In the News

DOJ Has No Current Plan to Challenge Nuclear Power Plant Operators' Proposal, BNA's Antitrust & Trade Regulation Report

Friday, July 6, 2012

Reproduced with permission from Antitrust & Trade Regulation Report, 103 ATRR 10 (July 6, 2012). Copyright 2012 by The Bureau of National Affairs, Inc. (800-372-1033) <http://www.bna.com>

By Cecelia M. Assam

A proposal involving the sharing of existing resources, best practices, and coordination of joint planning and operational activities among seven nuclear power plant operators does not currently warrant an antitrust attack by the Justice Department, according to a July 3 business review letter to counsel for the proposed venture.

Stephen Paul Mahinka, of the Washington, D.C., office of Morgan, Lewis Bockius LLP, represented to DOJ that the proposed venture would be named the STARS Alliance LLC.

Based on the information provided in his request for review, the agency concluded that "it does not appear likely that the cooperative activities that STARS proposes to undertake will restrict competition."

The STARS Alliance participants are: Union Electric Co., with its Callaway plant in Missouri; Arizona Public Service Co., with its Palo Verde plant in Arizona; Luminant Generation Company LLC, with its Comanche Peak plant in Texas; Pacific Gas and Electric Co., with its Diablo Canyon plant in California; Southern California Edison Co., with its San Onofre plant in California; STP Nuclear Operating Co., with its STP plant in Texas; and Wolf Creek Nuclear Operating Co., with its Wolf Creek plant in Kansas.

Analysis

Acting Assistant Attorney General Joseph Wayland, Chief of DOJ's Antitrust Division, reiterated several assertions from Mahinka's request that factored into his no-action posture:

  • membership and participation in all the activities of STARS is voluntary;
  • STARS members would represent 13 of the 69 operating commercial nuclear pressurized water reactors in the United States and 13 of the 104 operating commercial nuclear reactors in the United States;
  • STARS members, for the most part, are in separate geographic areas and do not compete against each other for the sale of electricity;
  • in the two instances where members have reactors in the same electricity transmission organization (i.e., California and Texas), the members' nuclear units are not likely to have an impact on electricity prices given the structure of the organized markets and the particular characteristics of the plants at issue;
  • the members will be prohibited from sharing competitively-sensitive pricing or marketing information;
  • none of the contemplated activities involve the procurement of goods and services or the sale or purchase of electricity; and
  • STARS will not function as a standard-setting organization for the nuclear power industry.

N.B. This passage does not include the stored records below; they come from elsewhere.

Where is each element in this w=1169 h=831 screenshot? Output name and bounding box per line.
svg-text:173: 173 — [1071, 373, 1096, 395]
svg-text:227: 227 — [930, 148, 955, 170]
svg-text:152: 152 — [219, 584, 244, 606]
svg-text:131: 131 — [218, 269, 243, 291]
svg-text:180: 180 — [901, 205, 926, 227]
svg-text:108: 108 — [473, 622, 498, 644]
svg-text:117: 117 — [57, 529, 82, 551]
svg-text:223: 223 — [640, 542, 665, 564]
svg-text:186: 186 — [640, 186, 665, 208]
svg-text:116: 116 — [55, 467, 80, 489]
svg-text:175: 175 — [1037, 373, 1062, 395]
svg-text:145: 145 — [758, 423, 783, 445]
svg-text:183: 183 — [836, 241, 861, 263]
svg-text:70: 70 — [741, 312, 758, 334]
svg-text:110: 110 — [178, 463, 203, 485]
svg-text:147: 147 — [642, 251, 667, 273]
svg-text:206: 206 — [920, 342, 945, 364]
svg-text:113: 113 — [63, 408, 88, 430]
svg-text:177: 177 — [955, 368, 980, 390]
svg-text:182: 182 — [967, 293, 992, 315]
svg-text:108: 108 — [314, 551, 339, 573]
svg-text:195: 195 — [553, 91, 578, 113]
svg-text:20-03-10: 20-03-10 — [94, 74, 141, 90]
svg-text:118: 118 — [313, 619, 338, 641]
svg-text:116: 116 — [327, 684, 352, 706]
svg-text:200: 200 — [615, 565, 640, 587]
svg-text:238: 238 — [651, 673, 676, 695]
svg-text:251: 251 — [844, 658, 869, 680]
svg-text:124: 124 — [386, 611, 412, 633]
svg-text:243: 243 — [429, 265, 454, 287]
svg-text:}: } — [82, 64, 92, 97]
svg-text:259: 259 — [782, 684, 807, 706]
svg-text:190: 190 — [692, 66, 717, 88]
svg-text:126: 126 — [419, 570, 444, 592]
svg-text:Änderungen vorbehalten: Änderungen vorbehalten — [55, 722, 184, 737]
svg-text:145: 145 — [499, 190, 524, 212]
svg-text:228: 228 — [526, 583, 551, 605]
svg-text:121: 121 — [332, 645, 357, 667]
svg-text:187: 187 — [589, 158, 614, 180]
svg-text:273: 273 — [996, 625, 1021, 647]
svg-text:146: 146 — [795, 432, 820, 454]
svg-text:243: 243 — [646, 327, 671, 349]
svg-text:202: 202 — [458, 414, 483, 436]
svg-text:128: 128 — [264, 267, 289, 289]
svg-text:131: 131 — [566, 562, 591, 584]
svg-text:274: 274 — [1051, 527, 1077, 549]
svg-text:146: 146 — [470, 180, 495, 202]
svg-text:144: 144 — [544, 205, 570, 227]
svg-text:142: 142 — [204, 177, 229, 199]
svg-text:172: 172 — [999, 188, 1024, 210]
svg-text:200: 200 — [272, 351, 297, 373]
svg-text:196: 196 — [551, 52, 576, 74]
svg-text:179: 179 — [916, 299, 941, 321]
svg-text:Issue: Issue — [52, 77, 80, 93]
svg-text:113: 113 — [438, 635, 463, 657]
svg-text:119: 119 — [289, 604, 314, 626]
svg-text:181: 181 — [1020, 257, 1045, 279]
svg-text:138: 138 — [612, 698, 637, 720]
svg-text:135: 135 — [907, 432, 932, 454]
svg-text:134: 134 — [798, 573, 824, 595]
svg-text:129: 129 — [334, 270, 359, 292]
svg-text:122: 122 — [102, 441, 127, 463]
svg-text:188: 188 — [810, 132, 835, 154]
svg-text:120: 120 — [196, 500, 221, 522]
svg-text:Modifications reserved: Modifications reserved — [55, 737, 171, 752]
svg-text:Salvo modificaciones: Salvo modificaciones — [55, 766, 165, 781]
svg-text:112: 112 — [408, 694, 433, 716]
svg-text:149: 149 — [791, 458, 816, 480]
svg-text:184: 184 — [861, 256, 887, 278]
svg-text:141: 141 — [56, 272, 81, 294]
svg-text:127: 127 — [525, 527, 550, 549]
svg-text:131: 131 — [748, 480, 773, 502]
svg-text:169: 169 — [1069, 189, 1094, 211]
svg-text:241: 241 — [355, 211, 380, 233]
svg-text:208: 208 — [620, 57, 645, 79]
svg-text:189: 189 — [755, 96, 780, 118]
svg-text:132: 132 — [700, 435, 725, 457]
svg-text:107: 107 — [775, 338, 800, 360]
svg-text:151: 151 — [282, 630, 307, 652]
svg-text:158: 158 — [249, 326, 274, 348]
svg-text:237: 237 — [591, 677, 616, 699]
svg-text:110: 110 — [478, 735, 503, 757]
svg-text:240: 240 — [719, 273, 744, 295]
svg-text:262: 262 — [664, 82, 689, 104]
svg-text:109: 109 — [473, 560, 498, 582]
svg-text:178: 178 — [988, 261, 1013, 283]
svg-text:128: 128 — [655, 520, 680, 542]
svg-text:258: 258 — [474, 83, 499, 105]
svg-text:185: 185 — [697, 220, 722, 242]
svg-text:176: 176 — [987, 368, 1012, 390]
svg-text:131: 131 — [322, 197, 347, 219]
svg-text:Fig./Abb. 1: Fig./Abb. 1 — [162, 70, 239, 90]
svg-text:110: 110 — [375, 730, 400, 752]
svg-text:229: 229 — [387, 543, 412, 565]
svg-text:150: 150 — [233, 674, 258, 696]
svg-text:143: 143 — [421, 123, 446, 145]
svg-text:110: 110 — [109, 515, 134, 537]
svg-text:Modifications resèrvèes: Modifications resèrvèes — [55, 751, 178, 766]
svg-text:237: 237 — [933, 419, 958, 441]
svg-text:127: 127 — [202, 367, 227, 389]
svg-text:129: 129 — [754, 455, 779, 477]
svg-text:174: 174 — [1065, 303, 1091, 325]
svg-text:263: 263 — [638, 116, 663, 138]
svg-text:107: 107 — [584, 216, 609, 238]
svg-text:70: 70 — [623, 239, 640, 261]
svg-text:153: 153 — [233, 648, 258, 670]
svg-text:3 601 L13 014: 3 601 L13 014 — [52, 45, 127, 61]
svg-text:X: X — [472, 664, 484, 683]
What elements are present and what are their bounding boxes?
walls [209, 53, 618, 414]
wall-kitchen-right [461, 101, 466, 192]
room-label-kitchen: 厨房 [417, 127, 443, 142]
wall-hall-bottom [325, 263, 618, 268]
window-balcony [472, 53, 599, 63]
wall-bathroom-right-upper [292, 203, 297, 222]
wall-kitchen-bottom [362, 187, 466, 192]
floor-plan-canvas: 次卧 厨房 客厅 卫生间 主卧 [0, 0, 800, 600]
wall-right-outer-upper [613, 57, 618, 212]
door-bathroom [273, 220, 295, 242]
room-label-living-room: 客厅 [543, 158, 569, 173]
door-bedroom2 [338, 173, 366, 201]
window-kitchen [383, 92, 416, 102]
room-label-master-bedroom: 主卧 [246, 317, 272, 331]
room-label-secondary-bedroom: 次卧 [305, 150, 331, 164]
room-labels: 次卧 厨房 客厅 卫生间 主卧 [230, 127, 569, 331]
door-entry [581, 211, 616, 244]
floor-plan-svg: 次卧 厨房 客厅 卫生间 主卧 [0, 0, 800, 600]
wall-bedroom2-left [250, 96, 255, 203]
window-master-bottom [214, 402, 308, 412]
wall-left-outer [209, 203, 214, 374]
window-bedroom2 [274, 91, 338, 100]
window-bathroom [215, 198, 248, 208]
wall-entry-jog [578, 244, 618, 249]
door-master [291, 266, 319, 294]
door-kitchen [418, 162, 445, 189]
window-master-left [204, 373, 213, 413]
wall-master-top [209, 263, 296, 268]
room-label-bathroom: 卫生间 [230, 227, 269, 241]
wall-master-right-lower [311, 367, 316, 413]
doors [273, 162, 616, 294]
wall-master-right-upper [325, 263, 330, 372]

Mahinka's request also indicated that the members propose to form STARS to operate as a "resource sharing organization" with the objectives of achieving "maximum efficiencies and the continued safe operation of nuclear power plants." In addition, the request claimed that the members believe their cooperative activities would be procompetitive by enhancing the efficiency of the members' operations, resulting in lower costs and the continued safe operation of nuclear plants.

"To the extent that the proposed cooperative activities increase efficiencies that result in lower costs, increased output (such as reductions in nuclear reactor outages that result in less downtime), or increased safety, the proposed conduct could have a procompetitive effect," Wayland responded.